Il presidente Trump è il primo leader americano che ha destabilizzato il comportamento stereotipato dei leader politici americani da più di 30 anni. Il presidente Trump, che alcuni considerano un populista, promuove ferocemente gli interessi nazionali, e il suo internazionalismo è fortemente apprezzato dai suoi sostenitori i quali credono che prendersi cura degli interessi del popolo americano non sia qualcosa che si possa rimproverare a un leader politico. Certo, ci sono accordi negoziati a livello internazionale che gli Stati Uniti hanno denunciato, anche alcuni che possono avere conseguenze importanti per l’Unione europea, e con ciò, in particolare l’accordo di Parigi, ma anche l’accordo con l’Iran sulla più recente denuncia della componente nucleare da parte della Stati Uniti e del trattato missilistico con la Russia. Tutti questi fatti possono generare controversie e persino insicurezza nello spazio europeo. La Russia, gli Stati Uniti e la Cina sono i principali attori della scena internazionale, e io oso dire la Cina, a causa del loro particolare sviluppo dell’economia che tende a diventare a volte il principale attore al mondo. Penso che le tensioni tra questi poteri siano molto difficili da conciliare nel contesto dell’allineamento degli interessi dell’UE con gli interessi di questi specifici stati, e questo è diventato sempre più visibile nella disputa pubblica tra i leader europei, gli Stati Uniti, la Russia e la Cina. Guardando oltre questa realtà è importante che ogni stato consolidi la propria economia, essendo questa una delle condizioni principali di un’Europa sociale. Non si può pretendere un livello di vita migliore, non si può raggiungere la realizzazione di principi di uguaglianza e equità tra i cittadini finché uno stato non è in grado di fornirli, quindi credo che sia importante agire per rafforzare gli interessi nazionali. Non penso, per esempio, che l’Italia dovrebbe evitare di concludere accordi commerciali bilaterali con altri stati, se i suoi interessi sono a beneficio dei cittadini italiani. È molto difficile a questo punto valutare quale sarà la conseguenza di queste tensioni generate da crisi ripetute e soprattutto da quelle economiche. Speriamo di dovere solo affrontare conflitti riguardo la promozione dei nostri rispettivi interessi piuttosto che quelli relativi alla pace globale.
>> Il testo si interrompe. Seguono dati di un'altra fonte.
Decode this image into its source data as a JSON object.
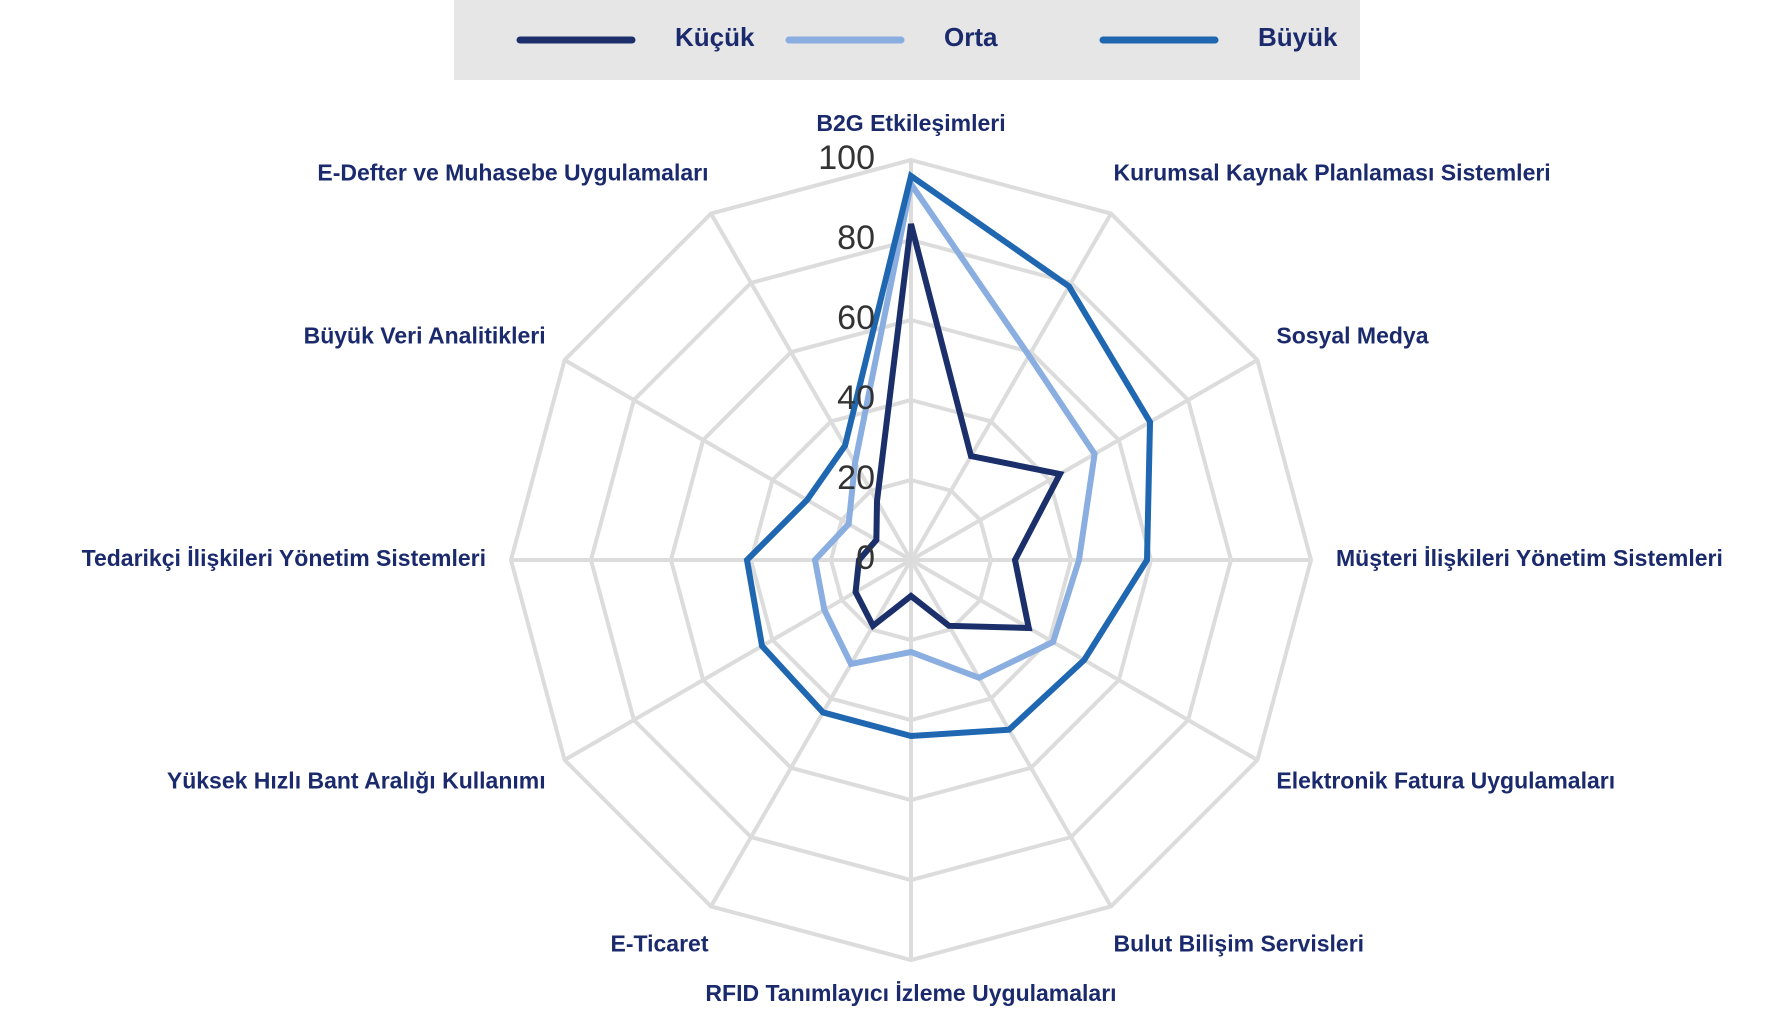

Dove dovrebbe migliorare l’Europa per aumentare la percezione e la coesione dei cittadini nello spirito comunitario?

Si discute molto sulla necessità di democratizzare le istituzioni europee. Indubbiamente, sia il Parlamento che il Consiglio, devono trovare soluzioni per una procedura più rapida e trasparente per l’adozione di una legislazione che sia allineata con gli interessi dei cittadini. Non dobbiamo dimenticare che questa costruzione europea è stata fatta per i suoi cittadini. Se l’Europa vuole esistere, deve rimanere una Europa dei cittadini e non solo il risultato del dialogo tra i governi. Le voci dei cittadini sono espresse attraverso il voto, attraverso le loro scelte politiche in ciascuno Stato membro. Ciò deve essere rispettato in particolare dall’Unione europea, credo che il Parlamento Europeo dovrebbe avere un maggior numero di iniziative legislative rispetto alla Commissione Europea, poiché sono gli elettori a scegliere i propri rappresentanti. Molti politici ricordano gli interessi dei propri elettori, l’obbligo di consultarli, purtroppo solo durante le campagne elettorali e questo rappresenta una vulnerabilità per un’organizzazione di cui tutti noi abbiamo scelto di far parte. Tuttavia, le nostre scelte e le scelte dei cittadini europei sono condizionate e basate sul rispetto con cui trattiamo ciascuno Stato membro e ogni governo degli Stati membri.